O progressivo crescendo da legislação régia corresponde ao fortalecimento sempre constante do poder
real, para o que não pouco contribuíram os juristas educados na tradição e no culto do direito romano
justinianeu.
Até ao reinado de D. Afonso II, só se conheciam duas leis portuguesas, nomeadamente a lei do reinado de
D. Afonso Henriques sobre as Barregãs (grávidas) e a Lei do reinado de D. Sancho I sobre a isenção do
serviço militar.
Com efeito, as leis feitas pelos reis portugueses só surgiram, em numero considerado significativo, a partir
do reinado de D. Afonso II (Cúria de Coimbra de 1221).
Neste período as leis portuguesas foram proliferando e acabaram por ser compiladas em duas grandes
obras, nomeadamente:
▪ Livro das Leis e Posturas - Agrupa, sem qualquer critério de sistematização, as leis elaboradas entre os
reinados de D. Afonso II e D. Afonso IV.
▪ Ordenações de D. Duarte - Esta obra é mais complexa e perfeita que a anterior, já que organiza leis por
reinados e, dentro destes, sistematiza-as por matérias.
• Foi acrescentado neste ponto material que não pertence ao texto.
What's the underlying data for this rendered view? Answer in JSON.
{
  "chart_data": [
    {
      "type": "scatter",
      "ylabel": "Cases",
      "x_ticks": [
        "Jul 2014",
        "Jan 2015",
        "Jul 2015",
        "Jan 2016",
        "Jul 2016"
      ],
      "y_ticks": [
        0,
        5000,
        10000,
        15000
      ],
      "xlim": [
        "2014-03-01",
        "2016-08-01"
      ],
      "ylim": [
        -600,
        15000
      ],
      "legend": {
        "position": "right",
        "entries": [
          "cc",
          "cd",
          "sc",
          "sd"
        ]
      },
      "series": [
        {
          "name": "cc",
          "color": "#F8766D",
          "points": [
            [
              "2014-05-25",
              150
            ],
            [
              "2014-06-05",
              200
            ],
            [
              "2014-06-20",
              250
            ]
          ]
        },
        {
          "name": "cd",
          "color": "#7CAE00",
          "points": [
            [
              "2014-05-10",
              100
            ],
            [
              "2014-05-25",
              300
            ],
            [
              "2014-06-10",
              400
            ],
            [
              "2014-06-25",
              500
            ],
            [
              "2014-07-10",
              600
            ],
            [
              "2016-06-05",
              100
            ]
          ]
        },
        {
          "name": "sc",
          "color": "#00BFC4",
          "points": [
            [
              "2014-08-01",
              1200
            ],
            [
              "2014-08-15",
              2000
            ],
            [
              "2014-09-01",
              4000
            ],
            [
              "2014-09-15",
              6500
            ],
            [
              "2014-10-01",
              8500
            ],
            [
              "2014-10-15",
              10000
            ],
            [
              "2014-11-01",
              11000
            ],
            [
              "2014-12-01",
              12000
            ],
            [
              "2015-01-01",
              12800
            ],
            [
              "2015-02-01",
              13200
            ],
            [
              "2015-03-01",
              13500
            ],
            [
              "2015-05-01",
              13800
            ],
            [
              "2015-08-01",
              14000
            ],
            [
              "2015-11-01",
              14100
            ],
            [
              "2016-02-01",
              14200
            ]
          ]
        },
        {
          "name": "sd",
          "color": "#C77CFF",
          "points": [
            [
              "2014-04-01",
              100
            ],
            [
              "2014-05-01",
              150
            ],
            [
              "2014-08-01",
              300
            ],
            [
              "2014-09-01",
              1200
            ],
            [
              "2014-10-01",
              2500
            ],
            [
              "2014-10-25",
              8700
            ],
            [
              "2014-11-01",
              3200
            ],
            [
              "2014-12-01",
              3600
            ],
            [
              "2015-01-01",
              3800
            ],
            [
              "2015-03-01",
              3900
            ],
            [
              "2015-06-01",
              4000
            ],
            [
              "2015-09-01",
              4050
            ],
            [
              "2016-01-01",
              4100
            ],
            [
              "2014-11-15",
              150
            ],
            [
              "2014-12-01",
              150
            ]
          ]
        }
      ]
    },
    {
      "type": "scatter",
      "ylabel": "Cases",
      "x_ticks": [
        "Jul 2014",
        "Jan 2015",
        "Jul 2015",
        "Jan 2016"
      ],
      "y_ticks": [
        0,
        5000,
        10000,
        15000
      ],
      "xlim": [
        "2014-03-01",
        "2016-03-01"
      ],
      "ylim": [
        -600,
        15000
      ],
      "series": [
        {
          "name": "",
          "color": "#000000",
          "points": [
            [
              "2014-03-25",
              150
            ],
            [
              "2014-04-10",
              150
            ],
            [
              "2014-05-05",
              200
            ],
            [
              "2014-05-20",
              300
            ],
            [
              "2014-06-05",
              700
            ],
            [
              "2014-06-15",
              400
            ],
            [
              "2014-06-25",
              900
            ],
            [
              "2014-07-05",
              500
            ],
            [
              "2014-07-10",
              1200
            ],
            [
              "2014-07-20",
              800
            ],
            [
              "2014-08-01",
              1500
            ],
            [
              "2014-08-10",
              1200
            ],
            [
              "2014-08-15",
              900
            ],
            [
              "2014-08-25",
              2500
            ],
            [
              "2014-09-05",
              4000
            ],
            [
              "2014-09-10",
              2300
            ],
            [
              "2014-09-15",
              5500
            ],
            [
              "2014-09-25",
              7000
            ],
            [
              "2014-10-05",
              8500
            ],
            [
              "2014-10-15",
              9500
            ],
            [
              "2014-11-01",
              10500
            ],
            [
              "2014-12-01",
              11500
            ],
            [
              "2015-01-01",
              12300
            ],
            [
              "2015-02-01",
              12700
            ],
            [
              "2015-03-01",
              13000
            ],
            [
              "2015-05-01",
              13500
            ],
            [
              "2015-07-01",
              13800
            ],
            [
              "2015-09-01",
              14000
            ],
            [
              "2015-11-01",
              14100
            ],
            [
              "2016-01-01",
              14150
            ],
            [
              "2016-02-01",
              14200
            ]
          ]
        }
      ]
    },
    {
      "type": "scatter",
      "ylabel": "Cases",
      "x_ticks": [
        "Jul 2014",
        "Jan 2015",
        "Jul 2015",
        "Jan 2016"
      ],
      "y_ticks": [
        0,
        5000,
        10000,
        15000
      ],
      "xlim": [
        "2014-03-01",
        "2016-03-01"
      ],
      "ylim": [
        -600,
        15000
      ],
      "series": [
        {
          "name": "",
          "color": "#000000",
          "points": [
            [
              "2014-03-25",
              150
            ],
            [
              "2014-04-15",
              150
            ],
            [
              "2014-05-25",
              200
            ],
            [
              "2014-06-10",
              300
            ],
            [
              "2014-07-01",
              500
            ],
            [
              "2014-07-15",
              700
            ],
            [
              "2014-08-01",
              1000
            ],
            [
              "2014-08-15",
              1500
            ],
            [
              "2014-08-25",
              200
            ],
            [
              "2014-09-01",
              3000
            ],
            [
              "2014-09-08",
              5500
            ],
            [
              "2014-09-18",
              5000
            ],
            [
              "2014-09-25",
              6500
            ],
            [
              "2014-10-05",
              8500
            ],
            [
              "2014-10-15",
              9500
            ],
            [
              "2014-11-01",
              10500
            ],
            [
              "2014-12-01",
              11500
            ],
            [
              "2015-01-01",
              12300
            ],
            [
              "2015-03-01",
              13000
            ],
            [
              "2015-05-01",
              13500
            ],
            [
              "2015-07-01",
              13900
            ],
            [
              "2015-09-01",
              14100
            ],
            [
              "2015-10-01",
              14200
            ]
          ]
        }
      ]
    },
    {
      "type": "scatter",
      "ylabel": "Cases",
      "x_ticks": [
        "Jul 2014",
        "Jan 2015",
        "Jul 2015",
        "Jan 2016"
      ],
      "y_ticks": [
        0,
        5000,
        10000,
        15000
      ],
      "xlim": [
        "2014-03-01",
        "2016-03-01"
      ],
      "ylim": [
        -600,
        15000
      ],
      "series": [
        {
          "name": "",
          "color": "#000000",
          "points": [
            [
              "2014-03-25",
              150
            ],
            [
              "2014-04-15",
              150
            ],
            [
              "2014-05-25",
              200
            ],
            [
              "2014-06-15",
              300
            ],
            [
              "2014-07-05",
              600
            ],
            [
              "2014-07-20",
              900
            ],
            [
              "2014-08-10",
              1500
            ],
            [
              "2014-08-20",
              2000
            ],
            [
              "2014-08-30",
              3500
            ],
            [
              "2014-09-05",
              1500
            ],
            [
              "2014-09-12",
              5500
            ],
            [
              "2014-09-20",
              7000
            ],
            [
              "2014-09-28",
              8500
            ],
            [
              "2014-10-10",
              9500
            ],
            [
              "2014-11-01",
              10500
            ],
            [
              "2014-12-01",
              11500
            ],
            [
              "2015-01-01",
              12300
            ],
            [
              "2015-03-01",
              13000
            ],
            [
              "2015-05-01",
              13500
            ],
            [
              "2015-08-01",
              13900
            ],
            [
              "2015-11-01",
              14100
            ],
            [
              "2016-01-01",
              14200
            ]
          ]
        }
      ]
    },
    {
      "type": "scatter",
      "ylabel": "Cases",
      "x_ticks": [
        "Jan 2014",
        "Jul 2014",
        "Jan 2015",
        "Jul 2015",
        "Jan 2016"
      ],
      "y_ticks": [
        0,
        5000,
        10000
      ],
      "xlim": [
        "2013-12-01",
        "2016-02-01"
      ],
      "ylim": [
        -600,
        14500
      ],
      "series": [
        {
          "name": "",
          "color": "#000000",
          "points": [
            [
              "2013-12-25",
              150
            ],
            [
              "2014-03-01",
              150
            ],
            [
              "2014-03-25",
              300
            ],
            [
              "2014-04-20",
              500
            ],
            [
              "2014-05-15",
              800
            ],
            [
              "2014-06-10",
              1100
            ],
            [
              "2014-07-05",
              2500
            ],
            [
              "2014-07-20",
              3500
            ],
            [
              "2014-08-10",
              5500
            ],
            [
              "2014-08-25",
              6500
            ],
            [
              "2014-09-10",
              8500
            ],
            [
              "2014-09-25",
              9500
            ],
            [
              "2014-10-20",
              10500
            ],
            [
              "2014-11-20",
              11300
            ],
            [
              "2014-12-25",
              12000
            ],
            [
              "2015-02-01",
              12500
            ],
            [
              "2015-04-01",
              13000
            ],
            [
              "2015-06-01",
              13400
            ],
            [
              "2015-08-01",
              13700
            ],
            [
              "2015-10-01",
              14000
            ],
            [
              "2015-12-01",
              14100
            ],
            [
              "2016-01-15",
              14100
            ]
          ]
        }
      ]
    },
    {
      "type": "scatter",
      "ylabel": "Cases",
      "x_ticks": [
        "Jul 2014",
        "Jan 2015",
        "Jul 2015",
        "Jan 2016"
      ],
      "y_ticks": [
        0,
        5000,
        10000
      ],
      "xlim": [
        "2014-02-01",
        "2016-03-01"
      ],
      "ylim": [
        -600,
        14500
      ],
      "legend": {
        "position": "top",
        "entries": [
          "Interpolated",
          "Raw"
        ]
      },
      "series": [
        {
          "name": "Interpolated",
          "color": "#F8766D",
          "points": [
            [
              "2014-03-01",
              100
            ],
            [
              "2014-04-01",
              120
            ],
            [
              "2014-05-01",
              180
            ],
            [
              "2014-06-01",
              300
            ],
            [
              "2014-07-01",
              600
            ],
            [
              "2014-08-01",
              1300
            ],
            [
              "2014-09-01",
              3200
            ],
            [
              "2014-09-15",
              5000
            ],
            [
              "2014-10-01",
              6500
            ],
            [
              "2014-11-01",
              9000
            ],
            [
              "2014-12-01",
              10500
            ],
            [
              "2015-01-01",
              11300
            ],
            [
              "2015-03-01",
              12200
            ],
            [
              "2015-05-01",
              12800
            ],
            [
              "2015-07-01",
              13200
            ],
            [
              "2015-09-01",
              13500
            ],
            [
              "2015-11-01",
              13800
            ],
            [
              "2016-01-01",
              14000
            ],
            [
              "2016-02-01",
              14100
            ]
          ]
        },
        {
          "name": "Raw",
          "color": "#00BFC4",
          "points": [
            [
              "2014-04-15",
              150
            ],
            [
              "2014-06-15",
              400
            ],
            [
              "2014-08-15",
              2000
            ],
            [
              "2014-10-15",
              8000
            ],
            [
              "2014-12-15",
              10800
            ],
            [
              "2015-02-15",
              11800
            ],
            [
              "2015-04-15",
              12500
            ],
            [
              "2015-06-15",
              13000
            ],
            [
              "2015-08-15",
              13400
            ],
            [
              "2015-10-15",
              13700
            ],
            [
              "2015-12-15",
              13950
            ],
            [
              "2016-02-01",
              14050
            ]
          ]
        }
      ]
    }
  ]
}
No período pluralista, com a formação e consolidação dos Estados, a lei foi-se gradualmente afirmando
como uma fonte de direito cada vez mais importante.
Assim, a lei tinha força vinculativa, ou seja, nenhum cidadão podia alegar a ignorância da lei pois estas eram
registadas no livro da Chancelaria e lidas na missa amiúde ou muito amiúde, conforma a sua complexidade e
grau de importância.
Geralmente a publicação das leis e de quaisquer atos do soberano estavam a cargo dos tabeliães que, depois
de as registarem nos seus livros, as deviam ler no tribunal do concelho, ordinariamente uma vez em cada
semana. Na maior parte dos casos a leitura publica das leis era, em geral, feita todas as semanas, todavia, a
própria lei estabelecia periodicidade diversa para a realização de tal solenidade.
Cartas de Privilégio
Em sentido lato, cartas de privilegio eram documentos que atribuíam prerrogativas, liberdades, franquias e
isenções de qualquer ordem. Em sentido estrito, embora de índole muito diversa, têm como denominador
comum a circunstancia de traçarem um regime jurídico especifico para certo território ou certa comunidade,
isto é, uma disciplina própria e diferenciada. As cartas de privilégio consubstanciavam um regime próprio
para uma comunidade especifica e delimitada, não eram gerais e abstratas.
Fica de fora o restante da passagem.